Sur l’amicale pression de mes amis, Notre Agent Au Kremlin, Ludo Fulci et Rupélien, je suis allé voir, comme le condamné va à l’échafaud, Le Loup de Wall Street. On l’a déjà dit, c’est la meilleure posture pour aller au cinéma : on ne peut qu’être agréablement surpris. Il restait cependant la voix désagréable de James Malakansar, Jiminy Cricket de mauvais augure, qui me susurrait à l’oreille « C’est trop long / Chaque scène est trop longue / C’est trop long ». Évidemment, pendant le film, je chronométrai chaque scène. Ce qui eut l’avantage de me faire oublier les mangeurs de pop corn, la nouvelle plaie d’Égypte du MK2 Bibliothèque, après les pubs pour la MAIF.

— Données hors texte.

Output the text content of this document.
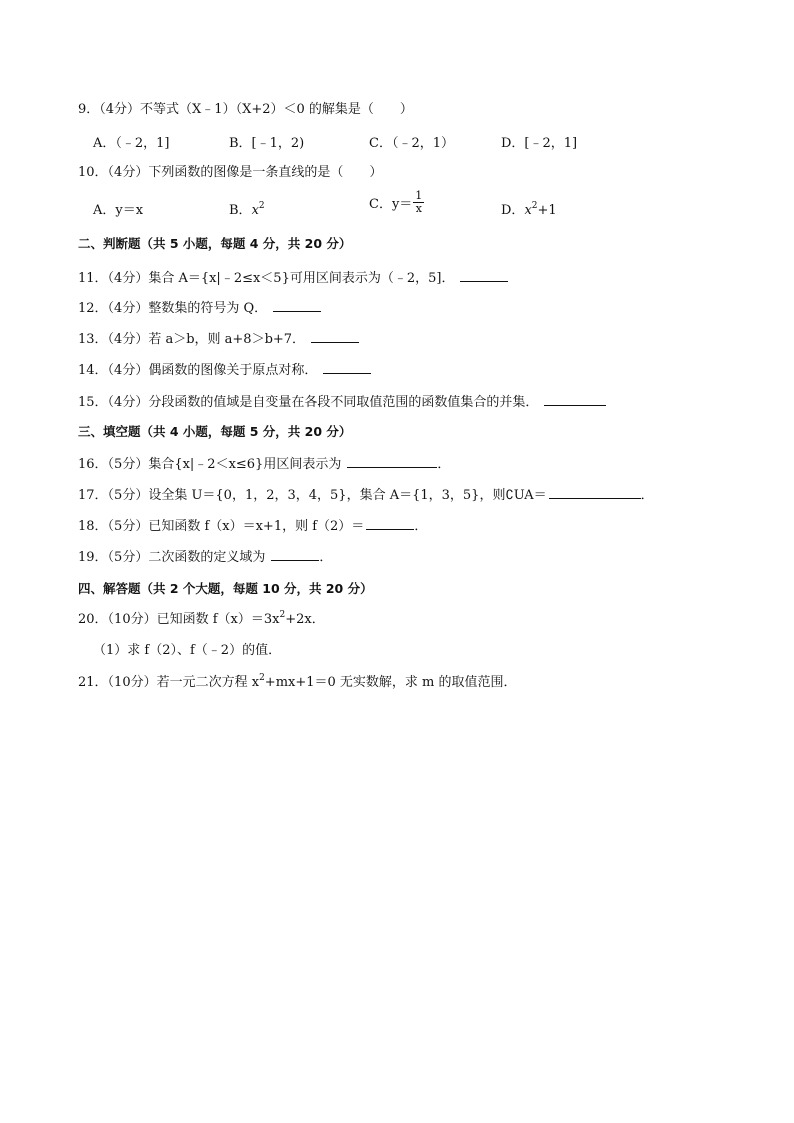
9．（4分）不等式（X﹣1）（X+2）＜0 的解集是（　　）
A．（﹣2，1]	B．[﹣1，2)	C．（﹣2，1）	D．[﹣2，1]
10．（4分）下列函数的图像是一条直线的是（　　）
A．y＝x	B．$x^2$	C．$y= \frac{1}{x}$	D．$x^2+1$
二、判断题（共 5 小题，每题 4 分，共 20 分）
11．（4分）集合 A＝{x|﹣2≤x＜5}可用区间表示为（﹣2，5]．
12．（4分）整数集的符号为 Q．
13．（4分）若 a＞b，则 a+8＞b+7．
14．（4分）偶函数的图像关于原点对称．
15．（4分）分段函数的值域是自变量在各段不同取值范围的函数值集合的并集．
三、填空题（共 4 小题，每题 5 分，共 20 分）
16．（5分）集合{x|﹣2＜x≤6}用区间表示为	．
17．（5分）设全集 U＝{0，1，2，3，4，5}，集合 A＝{1，3，5}，则∁UA＝	．
18．（5分）已知函数 f（x）＝x+1，则 f（2）＝	．
19．（5分）二次函数的定义域为	．
四、解答题（共 2 个大题，每题 10 分，共 20 分）
20．（10分）已知函数 $f(x)=3x^2+2x$．
（1）求 f（2）、f（﹣2）的值．
21．（10分）若一元二次方程 $x^2+mx+1=0$ 无实数解，求 m 的取值范围．
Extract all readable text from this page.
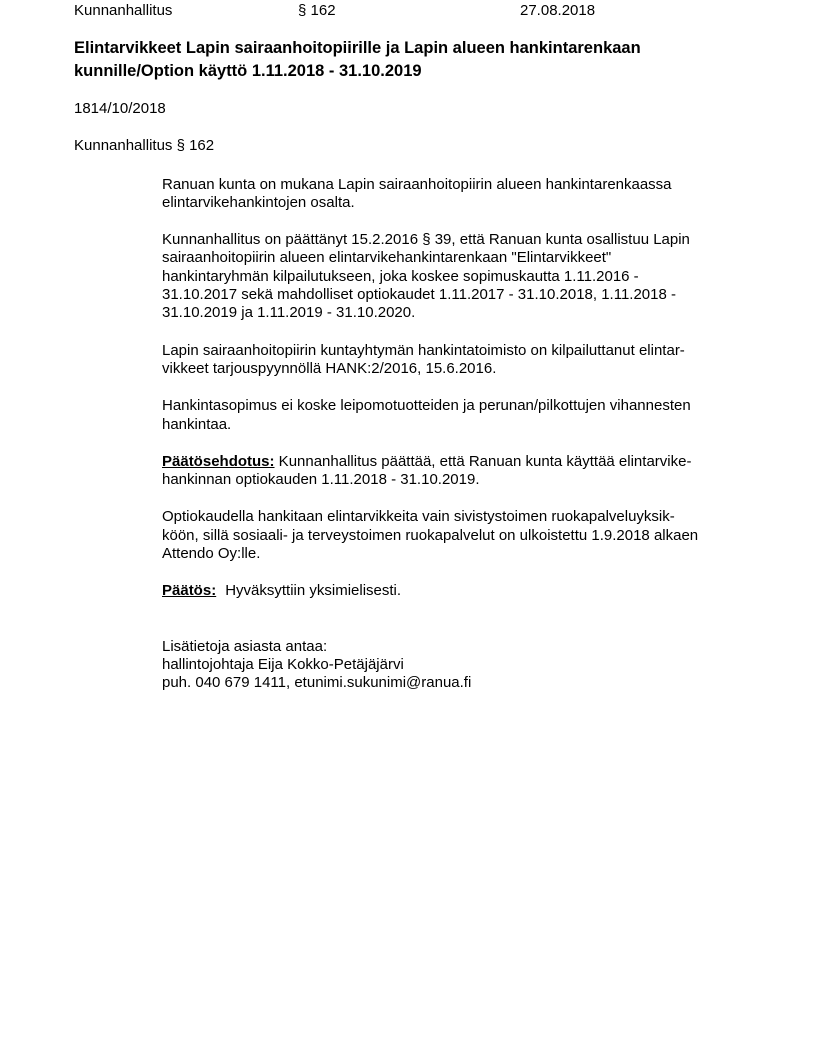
Kunnanhallitus	§ 162	27.08.2018
Elintarvikkeet Lapin sairaanhoitopiirille ja Lapin alueen hankintarenkaan
kunnille/Option käyttö 1.11.2018 - 31.10.2019
1814/10/2018
Kunnanhallitus § 162

Ranuan kunta on mukana Lapin sairaanhoitopiirin alueen hankintarenkaassa
elintarvikehankintojen osalta.

Kunnanhallitus on päättänyt 15.2.2016 § 39, että Ranuan kunta osallistuu Lapin
sairaanhoitopiirin alueen elintarvikehankintarenkaan "Elintarvikkeet"
hankintaryhmän kilpailutukseen, joka koskee sopimuskautta 1.11.2016 -
31.10.2017 sekä mahdolliset optiokaudet 1.11.2017 - 31.10.2018, 1.11.2018 -
31.10.2019 ja 1.11.2019 - 31.10.2020.

Lapin sairaanhoitopiirin kuntayhtymän hankintatoimisto on kilpailuttanut elintar-
vikkeet tarjouspyynnöllä HANK:2/2016, 15.6.2016.

Hankintasopimus ei koske leipomotuotteiden ja perunan/pilkottujen vihannesten
hankintaa.

Päätösehdotus: Kunnanhallitus päättää, että Ranuan kunta käyttää elintarvike-
hankinnan optiokauden 1.11.2018 - 31.10.2019.

Optiokaudella hankitaan elintarvikkeita vain sivistystoimen ruokapalveluyksik-
köön, sillä sosiaali- ja terveystoimen ruokapalvelut on ulkoistettu 1.9.2018 alkaen
Attendo Oy:lle.

Päätös: Hyväksyttiin yksimielisesti.

Lisätietoja asiasta antaa:
hallintojohtaja Eija Kokko-Petäjäjärvi
puh. 040 679 1411, etunimi.sukunimi@ranua.fi
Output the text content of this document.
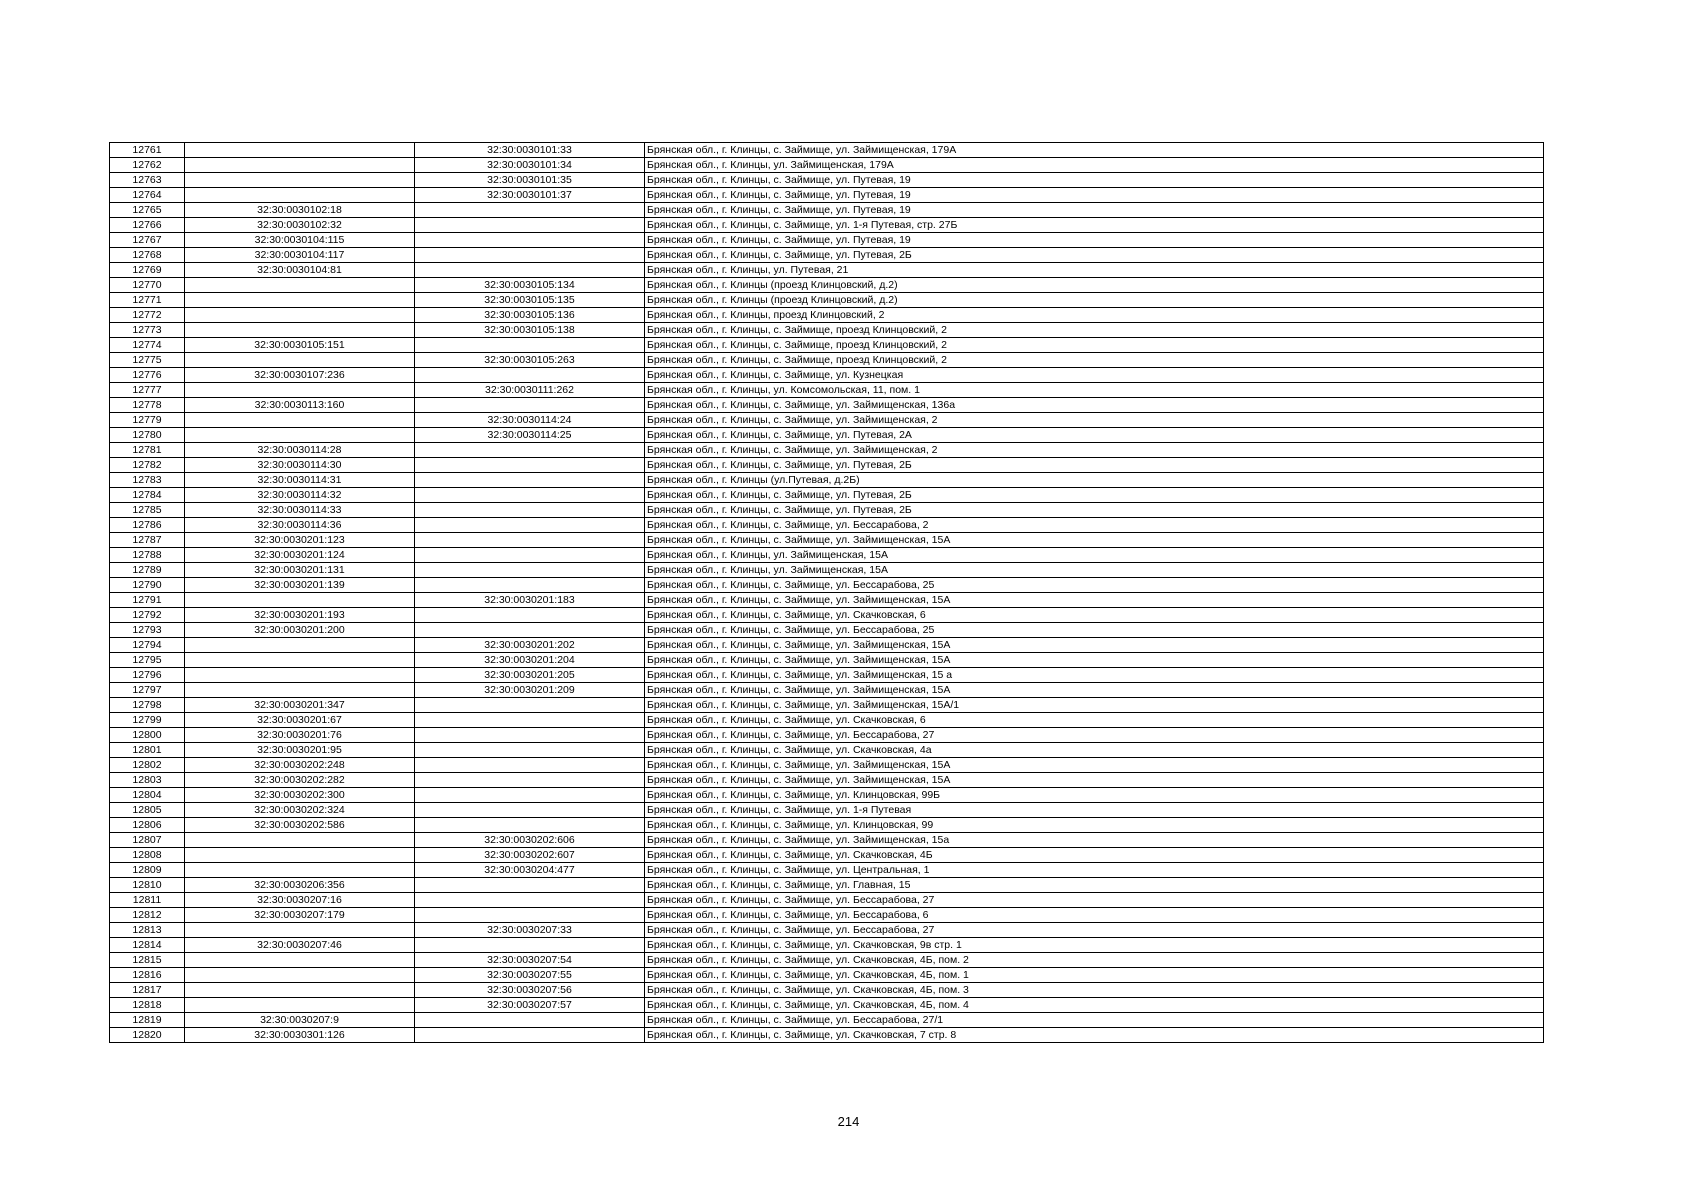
12761		32:30:0030101:33	Брянская обл., г. Клинцы, с. Займище, ул. Займищенская, 179А
12762		32:30:0030101:34	Брянская обл., г. Клинцы, ул. Займищенская, 179А
12763		32:30:0030101:35	Брянская обл., г. Клинцы, с. Займище, ул. Путевая, 19
12764		32:30:0030101:37	Брянская обл., г. Клинцы, с. Займище, ул. Путевая, 19
12765	32:30:0030102:18		Брянская обл., г. Клинцы, с. Займище, ул. Путевая, 19
12766	32:30:0030102:32		Брянская обл., г. Клинцы, с. Займище, ул. 1-я Путевая, стр. 27Б
12767	32:30:0030104:115		Брянская обл., г. Клинцы, с. Займище, ул. Путевая, 19
12768	32:30:0030104:117		Брянская обл., г. Клинцы, с. Займище, ул. Путевая, 2Б
12769	32:30:0030104:81		Брянская обл., г. Клинцы, ул. Путевая, 21
12770		32:30:0030105:134	Брянская обл., г. Клинцы (проезд Клинцовский, д.2)
12771		32:30:0030105:135	Брянская обл., г. Клинцы (проезд Клинцовский, д.2)
12772		32:30:0030105:136	Брянская обл., г. Клинцы, проезд Клинцовский, 2
12773		32:30:0030105:138	Брянская обл., г. Клинцы, с. Займище, проезд Клинцовский, 2
12774	32:30:0030105:151		Брянская обл., г. Клинцы, с. Займище, проезд Клинцовский, 2
12775		32:30:0030105:263	Брянская обл., г. Клинцы, с. Займище, проезд Клинцовский, 2
12776	32:30:0030107:236		Брянская обл., г. Клинцы, с. Займище, ул. Кузнецкая
12777		32:30:0030111:262	Брянская обл., г. Клинцы, ул. Комсомольская, 11, пом. 1
12778	32:30:0030113:160		Брянская обл., г. Клинцы, с. Займище, ул. Займищенская, 136а
12779		32:30:0030114:24	Брянская обл., г. Клинцы, с. Займище, ул. Займищенская, 2
12780		32:30:0030114:25	Брянская обл., г. Клинцы, с. Займище, ул. Путевая, 2А
12781	32:30:0030114:28		Брянская обл., г. Клинцы, с. Займище, ул. Займищенская, 2
12782	32:30:0030114:30		Брянская обл., г. Клинцы, с. Займище, ул. Путевая, 2Б
12783	32:30:0030114:31		Брянская обл., г. Клинцы (ул.Путевая, д.2Б)
12784	32:30:0030114:32		Брянская обл., г. Клинцы, с. Займище, ул. Путевая, 2Б
12785	32:30:0030114:33		Брянская обл., г. Клинцы, с. Займище, ул. Путевая, 2Б
12786	32:30:0030114:36		Брянская обл., г. Клинцы, с. Займище, ул. Бессарабова, 2
12787	32:30:0030201:123		Брянская обл., г. Клинцы, с. Займище, ул. Займищенская, 15А
12788	32:30:0030201:124		Брянская обл., г. Клинцы, ул. Займищенская, 15А
12789	32:30:0030201:131		Брянская обл., г. Клинцы, ул. Займищенская, 15А
12790	32:30:0030201:139		Брянская обл., г. Клинцы, с. Займище, ул. Бессарабова, 25
12791		32:30:0030201:183	Брянская обл., г. Клинцы, с. Займище, ул. Займищенская, 15А
12792	32:30:0030201:193		Брянская обл., г. Клинцы, с. Займище, ул. Скачковская, 6
12793	32:30:0030201:200		Брянская обл., г. Клинцы, с. Займище, ул. Бессарабова, 25
12794		32:30:0030201:202	Брянская обл., г. Клинцы, с. Займище, ул. Займищенская, 15А
12795		32:30:0030201:204	Брянская обл., г. Клинцы, с. Займище, ул. Займищенская, 15А
12796		32:30:0030201:205	Брянская обл., г. Клинцы, с. Займище, ул. Займищенская, 15 а
12797		32:30:0030201:209	Брянская обл., г. Клинцы, с. Займище, ул. Займищенская, 15А
12798	32:30:0030201:347		Брянская обл., г. Клинцы, с. Займище, ул. Займищенская, 15А/1
12799	32:30:0030201:67		Брянская обл., г. Клинцы, с. Займище, ул. Скачковская, 6
12800	32:30:0030201:76		Брянская обл., г. Клинцы, с. Займище, ул. Бессарабова, 27
12801	32:30:0030201:95		Брянская обл., г. Клинцы, с. Займище, ул. Скачковская, 4а
12802	32:30:0030202:248		Брянская обл., г. Клинцы, с. Займище, ул. Займищенская, 15А
12803	32:30:0030202:282		Брянская обл., г. Клинцы, с. Займище, ул. Займищенская, 15А
12804	32:30:0030202:300		Брянская обл., г. Клинцы, с. Займище, ул. Клинцовская, 99Б
12805	32:30:0030202:324		Брянская обл., г. Клинцы, с. Займище, ул. 1-я Путевая
12806	32:30:0030202:586		Брянская обл., г. Клинцы, с. Займище, ул. Клинцовская, 99
12807		32:30:0030202:606	Брянская обл., г. Клинцы, с. Займище, ул. Займищенская, 15а
12808		32:30:0030202:607	Брянская обл., г. Клинцы, с. Займище, ул. Скачковская, 4Б
12809		32:30:0030204:477	Брянская обл., г. Клинцы, с. Займище, ул. Центральная, 1
12810	32:30:0030206:356		Брянская обл., г. Клинцы, с. Займище, ул. Главная, 15
12811	32:30:0030207:16		Брянская обл., г. Клинцы, с. Займище, ул. Бессарабова, 27
12812	32:30:0030207:179		Брянская обл., г. Клинцы, с. Займище, ул. Бессарабова, 6
12813		32:30:0030207:33	Брянская обл., г. Клинцы, с. Займище, ул. Бессарабова, 27
12814	32:30:0030207:46		Брянская обл., г. Клинцы, с. Займище, ул. Скачковская, 9в стр. 1
12815		32:30:0030207:54	Брянская обл., г. Клинцы, с. Займище, ул. Скачковская, 4Б, пом. 2
12816		32:30:0030207:55	Брянская обл., г. Клинцы, с. Займище, ул. Скачковская, 4Б, пом. 1
12817		32:30:0030207:56	Брянская обл., г. Клинцы, с. Займище, ул. Скачковская, 4Б, пом. 3
12818		32:30:0030207:57	Брянская обл., г. Клинцы, с. Займище, ул. Скачковская, 4Б, пом. 4
12819	32:30:0030207:9		Брянская обл., г. Клинцы, с. Займище, ул. Бессарабова, 27/1
12820	32:30:0030301:126		Брянская обл., г. Клинцы, с. Займище, ул. Скачковская, 7 стр. 8
214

Mais voilà, si Malakansar a raison à chaque scène, il a tort sur l’ensemble du film, qui est formidable. On ne s’ennuie jamais. La virtuosité de Scorsese, qu’il n’a jamais perdu ces dernières années alors s’il s’est perdu lui-même, n’est jamais prise en défaut. La caméra est toujours là où il le faut, et n’en fait jamais trop. La musique est parfaitement choisie, comme au temps béni des Affranchis.
On a l’impression, en fait, de retrouver ce Scorsese-là. Et on se met à penser que si le film est aussi passionnant, c’est parce que ce n’est pas tant Wall Street qu’on nous décrit, mais bien quelque chose de bien plus personnel : Scorsese lui-même. Comment ne pas faire le parallèle entre Jordan Belfort, ce petit mec de Brooklyn lâché dans le bain de la finance et le jeune Scorsese, lâché dans l’Hollywood des années 70 ? Comme lui, Scorsese « vend du vent », comme lui, Scorsese va tutoyer les sommets, comme lui, Scorsese va sombrer dans les drogues. La description précise et fascinée de la coke, du crack, des quaaludes, semblent venir directement du cerveau scorsesien. Quant aux fêtes orgiaques de Stratton Oakmont, la compagnie de courtage de Di Caprio, elles ne dépareraient pas dans Box Office, la sulfureuse bio du producteur Don Simpson, ou dans l’Hollywood Babylon de Kenneth Anger sur l’Age d’or Hollywoodien. Ce qui explique, par ailleurs, la grande compassion, pour ne pas dire mansuétude, dont fait preuve le réalisateur, pour son personnage principal.
Car à tout seigneur, tout honneur : Di Caprio est immense dans le rôle-titre. S’il est évident que Scorsese s’est trouvé, depuis Gangs of New York, un fils de substitution, cela n’incite pas à la facilité. Dans Le Loup de Wall Street, Di Caprio ne joue pas un rôle, il les joue tous ! Idiot, brillant, défoncé, génial, charismatique, sans prendre pour autant la main sur ses collègues, l’impressionnant Jonah Hill qui sort des comédies de Judd Apatow, Matthew McConaughey en Gordon Gekko Sioux, ou notre chouchou Kyle Chandler, coach Taylor rescapé de Friday Night Lights, qui joue ici les Columbo de service.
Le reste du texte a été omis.